Thursday, August 23, 2007

At the Crux of College Diversity

Vocal critique against bureaucratically sponsored diversity initiatives that come from most college campuses finds its motivation from events such as this linked by Andrew Sullivan, and further questioned by Ben Casnocha. In this instance, the college bureaucracy has lead to an organization taking three years to change its name to be more “inclusive.” Bureaucracy of this sort, and the amount of time wasted on a matter that most people consider trivial is what motivates George Will to continue his op-ed writing. The more government bureaucracy, the more reason George Will - and any person who believes in less government - has to write.

At the crux of college diversity, and whether diversity should be forced upon us with mandatory acceptance quotas, is the gap between achievements of blacks and whites (which I have discussed previously). Essentially, the idea is that the gap comes from a cyclical problem within children’s beginnings and the resources that they may or may not have at a young age. Of course, those circumstances are provided by the parents who most likely had the same, if not less, resources. Therefore, in order to fix the gap, the admission departments of institutions subsidize how many blacks go to college, thereby hoping they will be better off, as well as their children.

But the long road of college diversity does not end at admissions.

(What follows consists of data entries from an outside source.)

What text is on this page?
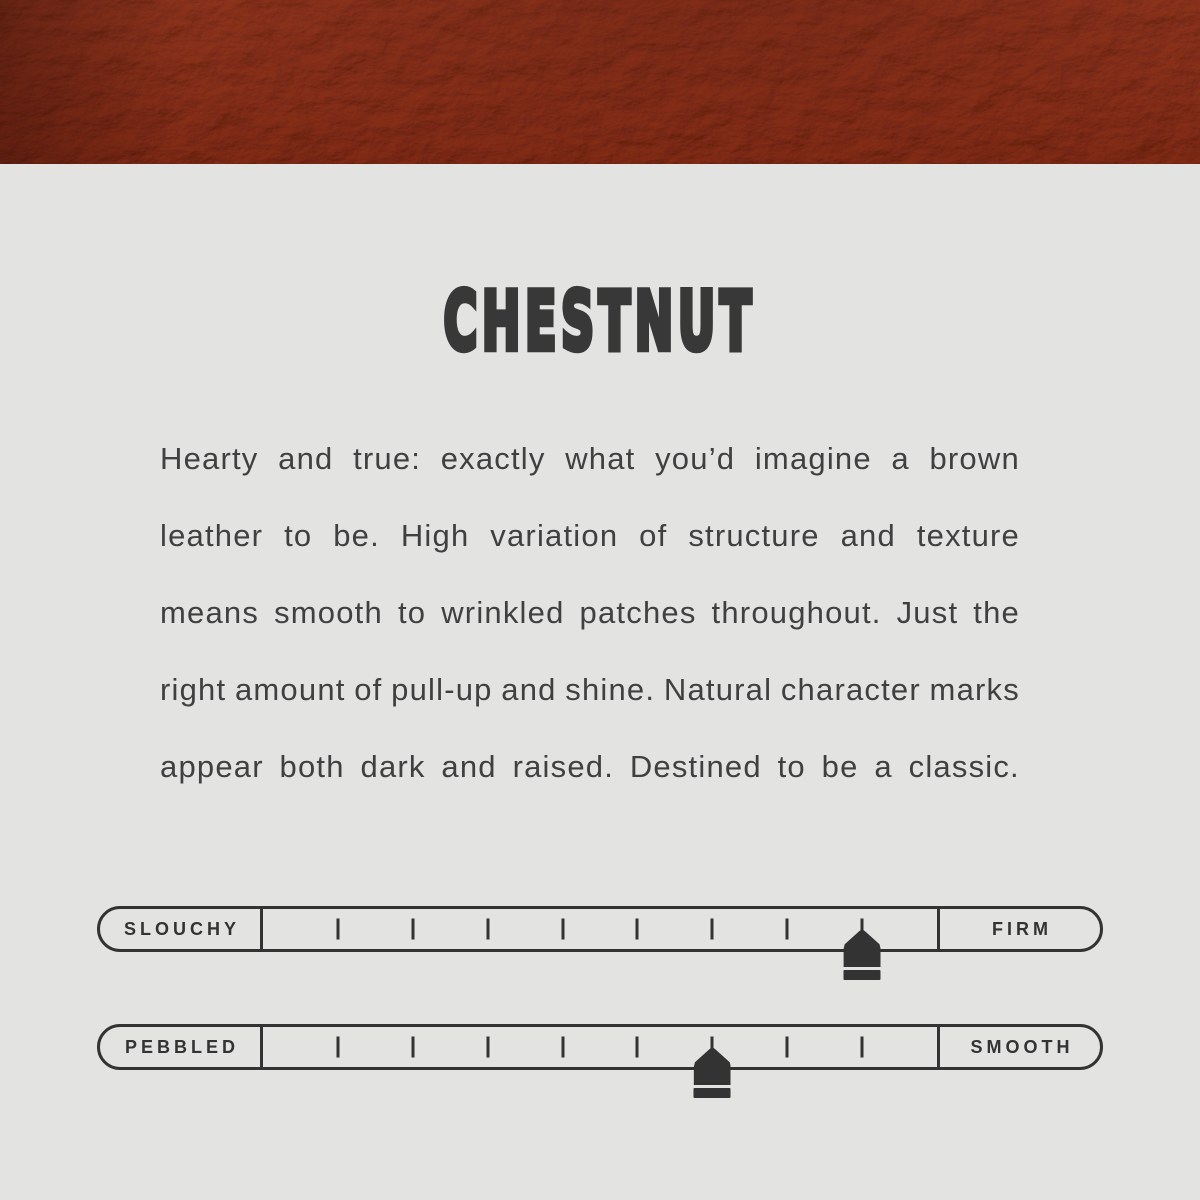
CHESTNUT
Hearty and true: exactly what you’d imagine a brown
leather to be. High variation of structure and texture
means smooth to wrinkled patches throughout. Just the
right amount of pull-up and shine. Natural character marks
appear both dark and raised. Destined to be a classic.
SLOUCHY	FIRM
PEBBLED	SMOOTH
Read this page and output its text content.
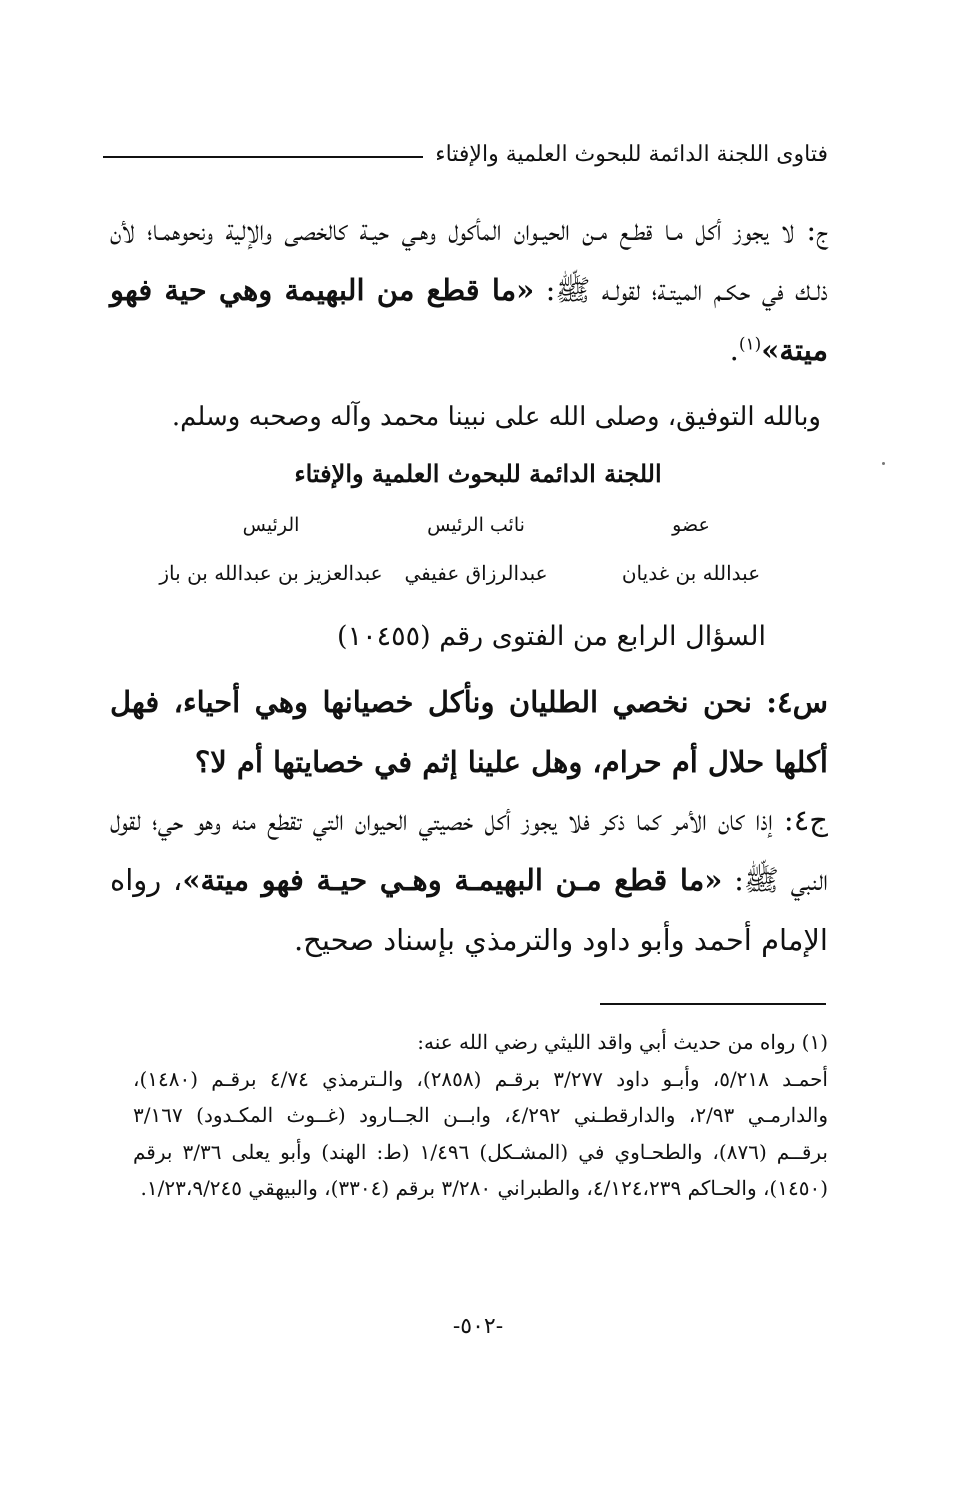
فتاوى اللجنة الدائمة للبحوث العلمية والإفتاء
ج: لا يجوز أكل مـا قطـع مـن الحيـوان المأكول وهـي حيـة كالخصى والإلية ونحوهمـا؛ لأن ذلـك في حكـم الميتـة؛ لقولـه ﷺ: «ما قطع من البهيمة وهي حية فهو ميتة»$^{(١)}$.
وبالله التوفيق، وصلى الله على نبينا محمد وآله وصحبه وسلم.
اللجنة الدائمة للبحوث العلمية والإفتاء
عضو
عبدالله بن غديان
نائب الرئيس
عبدالرزاق عفيفي
الرئيس
عبدالعزيز بن عبدالله بن باز
السؤال الرابع من الفتوى رقم (١٠٤٥٥)
س٤: نحن نخصي الطليان ونأكل خصيانها وهي أحياء، فهل أكلها حلال أم حرام، وهل علينا إثم في خصايتها أم لا؟
ج٤: إذا كان الأمر كما ذكر فلا يجوز أكل خصيتي الحيوان التي تقطع منه وهو حي؛ لقول النبي ﷺ: «ما قطع مـن البهيمـة وهـي حيـة فهو ميتة»، رواه الإمام أحمد وأبو داود والترمذي بإسناد صحيح.
(١) رواه من حديث أبي واقد الليثي رضي الله عنه:
أحمـد ٥/٢١٨، وأبـو داود ٣/٢٧٧ برقـم (٢٨٥٨)، والـترمذي ٤/٧٤ برقـم (١٤٨٠)، والدارمـي ٢/٩٣، والدارقطـني ٤/٢٩٢، وابــن الجــارود (غــوث المكـدود) ٣/١٦٧ برقــم (٨٧٦)، والطحـاوي في (المشـكل) ١/٤٩٦ (ط: الهند) وأبو يعلى ٣/٣٦ برقم (١٤٥٠)، والحـاكم ٤/١٢٤،٢٣٩، والطبراني ٣/٢٨٠ برقم (٣٣٠٤)، والبيهقي ١/٢٣،٩/٢٤٥.
-٥٠٢-
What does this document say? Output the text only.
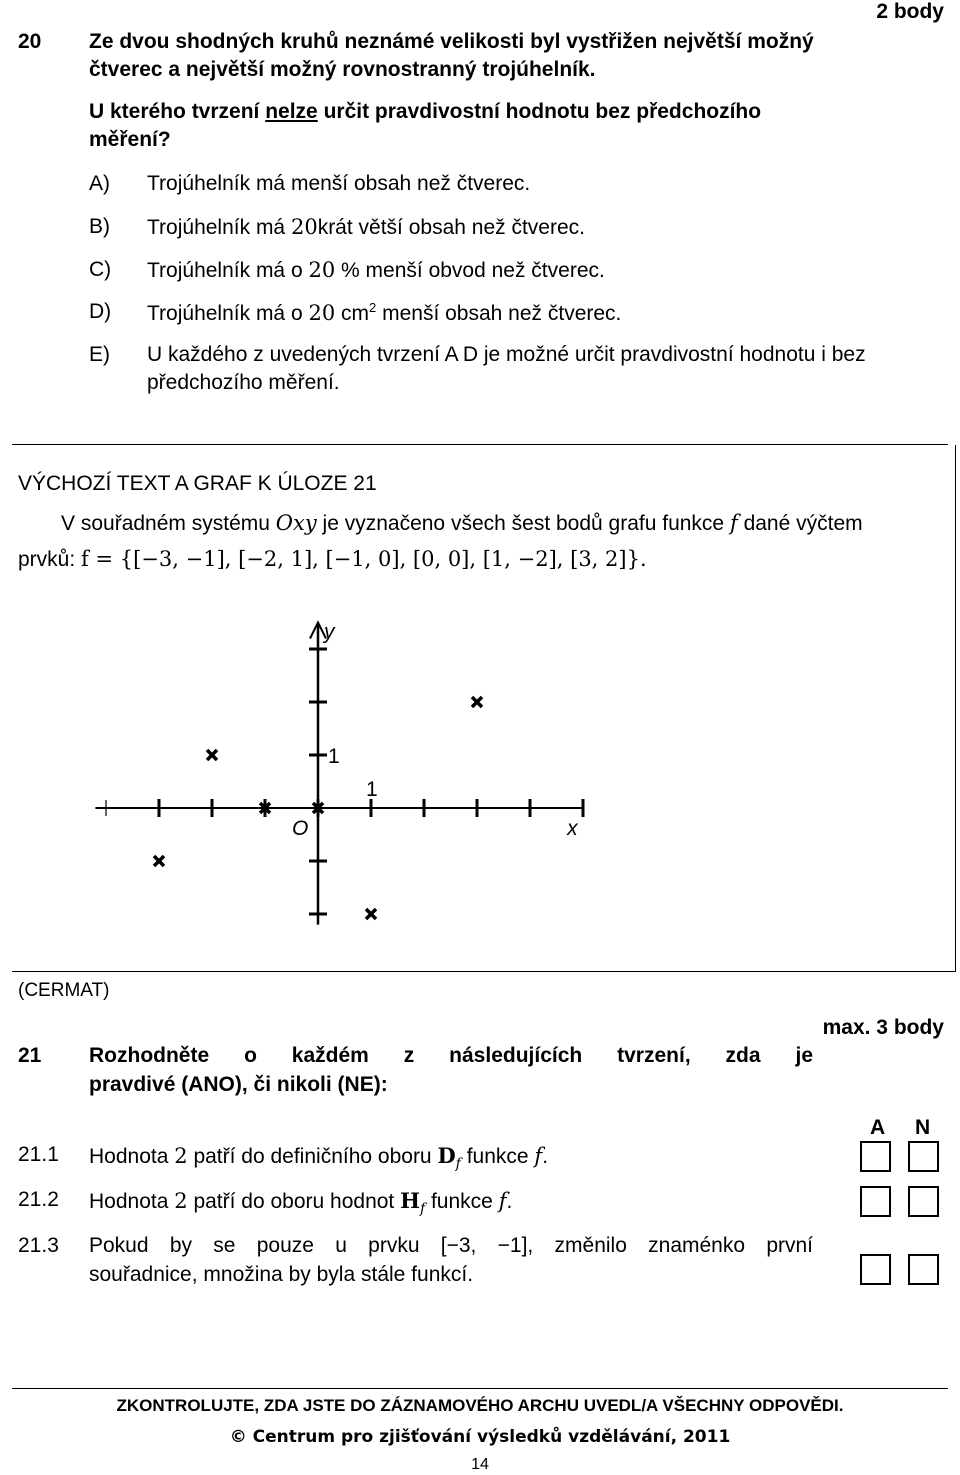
2 body
20 Ze dvou shodných kruhů neznámé velikosti byl vystřižen největší možný
čtverec a největší možný rovnostranný trojúhelník.
U kterého tvrzení nelze určit pravdivostní hodnotu bez předchozího
měření?
A) Trojúhelník má menší obsah než čtverec.
B) Trojúhelník má 20krát větší obsah než čtverec.
C) Trojúhelník má o 20 % menší obvod než čtverec.
D) Trojúhelník má o 20 $cm^2$ menší obsah než čtverec.
E) U každého z uvedených tvrzení A D je možné určit pravdivostní hodnotu i bez
předchozího měření.
VÝCHOZÍ TEXT A GRAF K ÚLOZE 21
V souřadném systému Oxy je vyznačeno všech šest bodů grafu funkce f dané výčtem
prvků: f = {[−3, −1], [−2, 1], [−1, 0], [0, 0], [1, −2], [3, 2]}.
y
x
O
1
1
(CERMAT)
max. 3 body
21 Rozhodněte o každém z následujících tvrzení, zda je
pravdivé (ANO), či nikoli (NE):
A N
21.1 Hodnota 2 patří do definičního oboru $D_f$ funkce f.
21.2 Hodnota 2 patří do oboru hodnot $H_f$ funkce f.
21.3 Pokud by se pouze u prvku [−3, −1], změnilo znaménko první
souřadnice, množina by byla stále funkcí.
ZKONTROLUJTE, ZDA JSTE DO ZÁZNAMOVÉHO ARCHU UVEDL/A VŠECHNY ODPOVĚDI.
© Centrum pro zjišťování výsledků vzdělávání, 2011
14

Once we are in the door, trying to find a social/peer group is another story. For those thinking of fraternities and sororities for answers, Stephen Dubner, from Freakonomics, asked Sudhir Venkatesh, “How do you define a gang?” His response:

Great question. There are a few important legal cases where prosecutors tried to prosecute college fraternities as “gangs.” They suggested that the fraternity was an organization that existed to promote criminal behavior, such as the abuse of women and underage drinking. Most judges threw these cases out because they thought that fraternities were not, by definition, “gangs.” But judges rarely gave a logical reason for excluding (typically white) fraternities from the “gang category.”

Indeed, by any valid social scientific definition of a gang — “an established organization whose members come together for solidarity reasons and who engage in delinquent and/or criminal activities” — a fraternity most certainly qualifies. But race, as we know, can be a factor in shaping judicial outcomes.


What Vankatesh implies in the last sentence is that even in college (and assumingly all throughout life); race places a huge role, which certainly no one would dare argue. The recent studies that have gone on in the black-white achievement gap have important implications. By researching the gap, the goal is to start eliminating the gap early on in children’s educations, thereby eliminating the need in the future for blacks to “need” subsidies in order to receive admission into institutions of higher learning.

Even if the achievement gap is narrowed in the future, it’s unfortunately unknown if racial barriers will be completely eliminated. Nevertheless, showing that, all variables equal, blacks are just as capable as whites - without the kinds of subsidies that are provided by affirmative actions admissions - is crucial. As well, it seems that the mass public’s recognition of this may come in the same time that predominantly white fraternities will also finally be seen as gangs.